Trained as a painter, artist Melanie Smith explores the medium within the history of art and its relation to the moving image. Her work critically reflects on today’s industrial society, pointing towards the precariousness and violence occurring on city outskirts, and her Liverpool Biennial 2018 film continues this theme. Maria Elena documents a town situated in the Atacama Desert in South America and combines fragmented narratives of the colonial past with the dusty present of the salt mine. When we first met Smith, she told us more about her practice and interest in South American industrialisation.

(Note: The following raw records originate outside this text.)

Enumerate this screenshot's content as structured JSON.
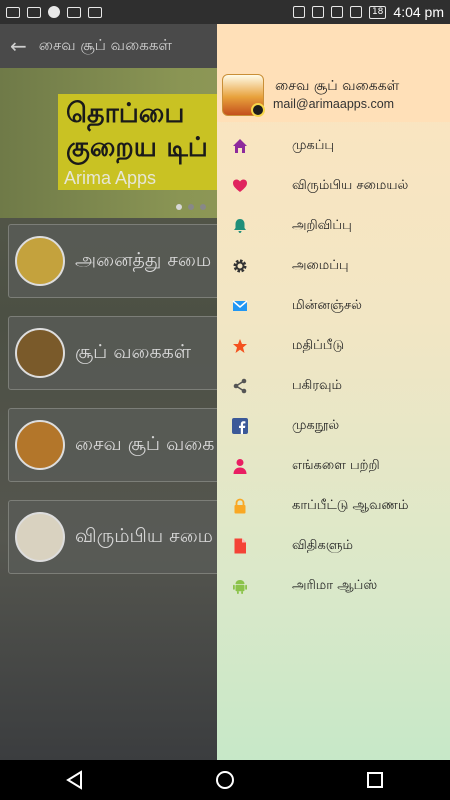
{
  "status_bar": {
    "time": "4:04 pm",
    "battery": "18"
  },
  "background": {
    "toolbar_title": "சைவ சூப் வகைகள்",
    "banner_line1": "தொப்பை",
    "banner_line2": "குறைய டிப்",
    "banner_sub": "Arima Apps",
    "categories": [
      {
        "label": "அனைத்து சமை"
      },
      {
        "label": "சூப் வகைகள்"
      },
      {
        "label": "சைவ சூப் வகை"
      },
      {
        "label": "விரும்பிய சமை"
      }
    ]
  },
  "drawer": {
    "app_name": "சைவ சூப் வகைகள்",
    "email": "mail@arimaapps.com",
    "items": [
      {
        "label": "முகப்பு",
        "icon": "home-icon",
        "color": "#8e2a9c"
      },
      {
        "label": "விரும்பிய சமையல்",
        "icon": "heart-icon",
        "color": "#e0245e"
      },
      {
        "label": "அறிவிப்பு",
        "icon": "bell-icon",
        "color": "#1f8f7a"
      },
      {
        "label": "அமைப்பு",
        "icon": "gear-icon",
        "color": "#333333"
      },
      {
        "label": "மின்னஞ்சல்",
        "icon": "mail-icon",
        "color": "#2196f3"
      },
      {
        "label": "மதிப்பீடு",
        "icon": "star-icon",
        "color": "#f4511e"
      },
      {
        "label": "பகிரவும்",
        "icon": "share-icon",
        "color": "#555555"
      },
      {
        "label": "முகநூல்",
        "icon": "facebook-icon",
        "color": "#3b5998"
      },
      {
        "label": "எங்களை பற்றி",
        "icon": "person-icon",
        "color": "#e91e63"
      },
      {
        "label": "காப்பீட்டு ஆவணம்",
        "icon": "lock-icon",
        "color": "#f9a825"
      },
      {
        "label": "விதிகளும்",
        "icon": "document-icon",
        "color": "#f44336"
      },
      {
        "label": "அரிமா ஆப்ஸ்",
        "icon": "android-icon",
        "color": "#8bc34a"
      }
    ]
  }
}
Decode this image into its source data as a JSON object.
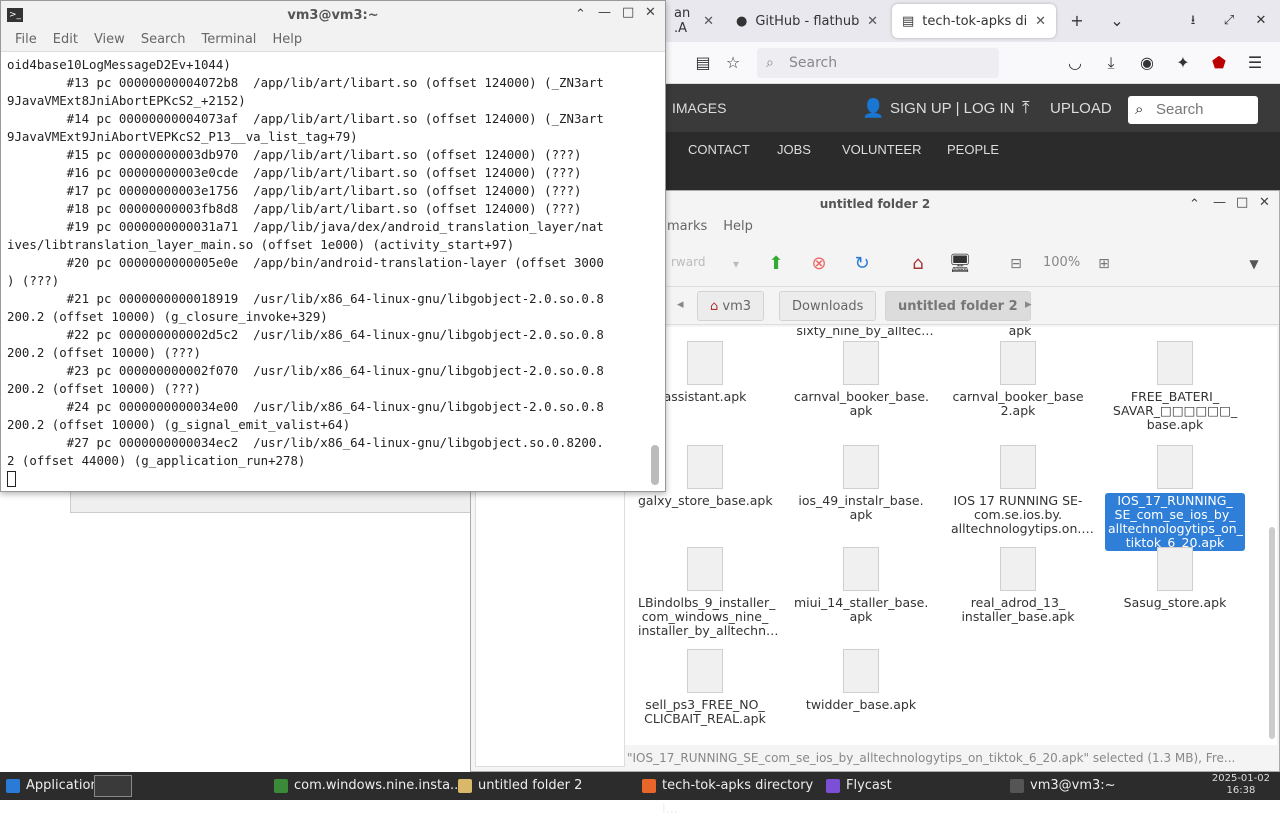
{
  "firefox": {
    "tabs": [
      {
        "label": "an .A",
        "active": false
      },
      {
        "label": "GitHub - flathub/io",
        "active": false
      },
      {
        "label": "tech-tok-apks direc",
        "active": true
      }
    ],
    "search_placeholder": "Search"
  },
  "site": {
    "images": "IMAGES",
    "signup": "SIGN UP | LOG IN",
    "upload": "UPLOAD",
    "search_placeholder": "Search",
    "nav": [
      "CONTACT",
      "JOBS",
      "VOLUNTEER",
      "PEOPLE"
    ]
  },
  "terminal": {
    "title": "vm3@vm3:~",
    "menu": [
      "File",
      "Edit",
      "View",
      "Search",
      "Terminal",
      "Help"
    ],
    "lines": [
      "oid4base10LogMessageD2Ev+1044)",
      "        #13 pc 00000000004072b8  /app/lib/art/libart.so (offset 124000) (_ZN3art",
      "9JavaVMExt8JniAbortEPKcS2_+2152)",
      "        #14 pc 00000000004073af  /app/lib/art/libart.so (offset 124000) (_ZN3art",
      "9JavaVMExt9JniAbortVEPKcS2_P13__va_list_tag+79)",
      "        #15 pc 00000000003db970  /app/lib/art/libart.so (offset 124000) (???)",
      "        #16 pc 00000000003e0cde  /app/lib/art/libart.so (offset 124000) (???)",
      "        #17 pc 00000000003e1756  /app/lib/art/libart.so (offset 124000) (???)",
      "        #18 pc 00000000003fb8d8  /app/lib/art/libart.so (offset 124000) (???)",
      "        #19 pc 0000000000031a71  /app/lib/java/dex/android_translation_layer/nat",
      "ives/libtranslation_layer_main.so (offset 1e000) (activity_start+97)",
      "        #20 pc 0000000000005e0e  /app/bin/android-translation-layer (offset 3000",
      ") (???)",
      "        #21 pc 0000000000018919  /usr/lib/x86_64-linux-gnu/libgobject-2.0.so.0.8",
      "200.2 (offset 10000) (g_closure_invoke+329)",
      "        #22 pc 000000000002d5c2  /usr/lib/x86_64-linux-gnu/libgobject-2.0.so.0.8",
      "200.2 (offset 10000) (???)",
      "        #23 pc 000000000002f070  /usr/lib/x86_64-linux-gnu/libgobject-2.0.so.0.8",
      "200.2 (offset 10000) (???)",
      "        #24 pc 0000000000034e00  /usr/lib/x86_64-linux-gnu/libgobject-2.0.so.0.8",
      "200.2 (offset 10000) (g_signal_emit_valist+64)",
      "        #27 pc 0000000000034ec2  /usr/lib/x86_64-linux-gnu/libgobject.so.0.8200.",
      "2 (offset 44000) (g_application_run+278)"
    ]
  },
  "filemanager": {
    "title": "untitled folder 2",
    "menu": [
      "marks",
      "Help"
    ],
    "toolbar": {
      "forward": "rward",
      "zoom": "100%"
    },
    "breadcrumbs": [
      "vm3",
      "Downloads",
      "untitled folder 2"
    ],
    "partial_top": [
      "sixty_nine_by_alltec…",
      "apk"
    ],
    "files": [
      {
        "name": "assistant.apk",
        "selected": false
      },
      {
        "name": "carnval_booker_base.\napk",
        "selected": false
      },
      {
        "name": "carnval_booker_base\n2.apk",
        "selected": false
      },
      {
        "name": "FREE_BATERI_\nSAVAR_□□□□□□_\nbase.apk",
        "selected": false
      },
      {
        "name": "galxy_store_base.apk",
        "selected": false
      },
      {
        "name": "ios_49_instalr_base.\napk",
        "selected": false
      },
      {
        "name": "IOS 17 RUNNING SE-\ncom.se.ios.by.\nalltechnologytips.on.…",
        "selected": false
      },
      {
        "name": "IOS_17_RUNNING_\nSE_com_se_ios_by_\nalltechnologytips_on_\ntiktok_6_20.apk",
        "selected": true
      },
      {
        "name": "LBindolbs_9_installer_\ncom_windows_nine_\ninstaller_by_alltechn…",
        "selected": false
      },
      {
        "name": "miui_14_staller_base.\napk",
        "selected": false
      },
      {
        "name": "real_adrod_13_\ninstaller_base.apk",
        "selected": false
      },
      {
        "name": "Sasug_store.apk",
        "selected": false
      },
      {
        "name": "sell_ps3_FREE_NO_\nCLICBAIT_REAL.apk",
        "selected": false
      },
      {
        "name": "twidder_base.apk",
        "selected": false
      }
    ],
    "status": "\"IOS_17_RUNNING_SE_com_se_ios_by_alltechnologytips_on_tiktok_6_20.apk\" selected (1.3 MB), Fre..."
  },
  "taskbar": {
    "applications": "Applications",
    "items": [
      {
        "label": "com.windows.nine.insta...",
        "color": "#3a8a3a"
      },
      {
        "label": "untitled folder 2",
        "color": "#d9b86a"
      },
      {
        "label": "tech-tok-apks directory l...",
        "color": "#e8662a"
      },
      {
        "label": "Flycast",
        "color": "#7b4fd6"
      },
      {
        "label": "vm3@vm3:~",
        "color": "#555555"
      }
    ],
    "date": "2025-01-02",
    "time": "16:38"
  }
}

The majority of my work has been carried out in Mexico. I began thinking about how modernism developed in Mexico and the tension there between industrialisation and nature. My work takes place at very specific sites, for example in a place called Xilitla, which is an architectural site in the north of Mexico. I also completed a large project in the Amazon, in a place called Fordlândia, which is a small enclave that Henry Ford started in the 1920s. I’m interested in how sites such as these, created during the 19th and 20th century, have now become ruins, and how nature is taking over these abandoned places.

Melanie Smith, Fordlandia, 2016. Image courtesy the artist.

My project for Liverpool Biennial 2018 is about a place called Maria Elena. It’s a tiny hexagon-shaped enclave in the middle of the Atacama Desert in Chile, which is connected to a salt mine that used to belong to the Guggenheim family. I’m interested in these twisted stories of modernity and how they have affected the workforce and communities around the salt mine. I think the film fits very well with the title of the Biennial,
Beautiful world, where are you? Maria Elena is based in the Atacama, which is totally otherworldly. It’s like being on Mars, with crazy sunsets and a strange sense of sound.

Aztec Stadium is a work from 2010 which consisted of mosaics made by 3,000 students from Mexican public schools, presented in a stadium to create one large image. The mosaics were of various images from the history of art, as well as of Mexican nationalist imagery and ones from popular culture, such as the mythical wrestler Santo, wearer of the silver mask. The main image in the centre of the stadium was Red Square by Kazimir Malevich. The square was made up of all these kids in the centre of the pitch and at end of the film the square just disintegrates. The work explored this idea of going back in history and thinking about what that image meant at that time. By putting Russian Suprematism into Mexico City’s stadium, I was mixing up these ideas of modernities through the use of painterly images. The work became about the oscillation of images, and how images appear and disappear, which is fundamental in my work.

What is in the production of making an image and what is underneath that image?